弁護士/司法書士/社会保険労務士BLOG

社会保険労務士

「個人業務受託者の注意点~請負と労働者性~」

  味覚オンチの長谷川です。m(_ _)m(前回の記事参照)

 

さて、本日は、請負契約でも、特に、個人業務受託者(インディペンデント・コントラクター)との請負契約についてお話いたします。

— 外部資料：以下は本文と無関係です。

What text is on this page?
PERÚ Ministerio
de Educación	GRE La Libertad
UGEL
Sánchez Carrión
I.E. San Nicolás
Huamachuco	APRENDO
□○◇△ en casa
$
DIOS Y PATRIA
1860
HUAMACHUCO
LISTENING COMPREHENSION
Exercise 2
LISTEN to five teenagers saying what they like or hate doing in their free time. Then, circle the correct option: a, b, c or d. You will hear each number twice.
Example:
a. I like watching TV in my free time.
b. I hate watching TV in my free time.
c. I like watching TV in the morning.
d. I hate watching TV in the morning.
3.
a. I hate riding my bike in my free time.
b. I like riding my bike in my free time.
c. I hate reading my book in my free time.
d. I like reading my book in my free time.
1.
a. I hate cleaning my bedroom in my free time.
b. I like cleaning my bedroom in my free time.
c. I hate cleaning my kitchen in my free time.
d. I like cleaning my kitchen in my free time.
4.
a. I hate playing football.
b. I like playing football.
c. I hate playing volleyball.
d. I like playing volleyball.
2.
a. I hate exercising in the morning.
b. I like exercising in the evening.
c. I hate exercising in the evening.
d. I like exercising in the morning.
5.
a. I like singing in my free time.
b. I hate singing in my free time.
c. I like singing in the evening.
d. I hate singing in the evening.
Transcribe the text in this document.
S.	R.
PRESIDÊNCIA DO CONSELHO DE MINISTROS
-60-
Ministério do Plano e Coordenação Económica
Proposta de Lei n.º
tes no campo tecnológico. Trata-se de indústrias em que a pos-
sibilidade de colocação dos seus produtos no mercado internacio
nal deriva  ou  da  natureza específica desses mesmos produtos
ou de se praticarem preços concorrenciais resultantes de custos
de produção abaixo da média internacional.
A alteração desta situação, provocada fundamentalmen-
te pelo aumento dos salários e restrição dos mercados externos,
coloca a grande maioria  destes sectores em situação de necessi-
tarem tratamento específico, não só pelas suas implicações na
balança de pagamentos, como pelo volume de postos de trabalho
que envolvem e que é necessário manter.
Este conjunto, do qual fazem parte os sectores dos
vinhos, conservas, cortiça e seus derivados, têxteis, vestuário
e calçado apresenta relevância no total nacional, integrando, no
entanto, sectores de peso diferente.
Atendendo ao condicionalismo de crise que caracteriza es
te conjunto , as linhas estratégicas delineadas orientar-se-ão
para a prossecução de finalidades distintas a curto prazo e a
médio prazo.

個人業務受託者とは、簡単にいうと、個人請負形式で働く、個人事業主のことです。

 

請負契約と雇用契約の大きな違いの一つとしては、注文業者(使用者)から指揮命令を受けているかどうかがあります。請負契約の場合は、労働者ではないため、原則労働基準法の適用はありませんが、形としては請負契約を結んでおり、残業代等一切払っていないが、実態は、労働者性が強い。というようなケースが多々あります。

 労働者として人を雇うと、人件費が多くかかってしまうため、請負契約を活用している企業も増えていますが、もし、裁判等で、請負契約のつもりで働いていた方が、労働者として判断されると、残業代の未払い等の問題が発生し、企業にとって、かなりの金銭的負担が発生してしまう場合もあります。

 

では、どのような点に注意すれば、独立自営業者との請負契約として認められる可能性が高いかをご説明いたします。m(_ _)m

 

例えば、トラックの運送業務を行っている個人と請負契約を締結する場合の具体的な判例として、自己所有のトラックなどを持込み、運送の発注先会社の指示に従って、製品等の運送に従事している運転手が、労働基準法の労働者になるか争われた事件である横浜南労基署長(旭紙業)事件(最高裁第一小法定平8.11.28判決)があります。

 

横浜南労基署長(旭紙業)事件によると、1.業務に関する指示は、原則として運送物品、運送及び納入時刻に限られ、1回の運送業務を終えて次の運送業務の指示があるまでは、運送以外の別の仕事が指示されるということはなかった、2.勤務時間については、従業員のように始業・終業時刻が定められていたわけではなく、当日の運送業務を終えた後は、翌日の最初の運送業務の指示を受け、その荷積みを終えたならば帰宅することができ、翌日出社することなく、直接運送先に対する業務を行うこととされていた、3.報酬はトラックの積載可能量と運送距離によって定まる運賃表により出来高が支払われていた、4.トラック代はもとより、ガソリン代、修理費、高速道路料金も個人が負担していた、5.報酬の支払にあたっては、源泉徴収、社会保険、雇用保険の保険料は控除されておらず、報酬を事業所得として確定申告していた。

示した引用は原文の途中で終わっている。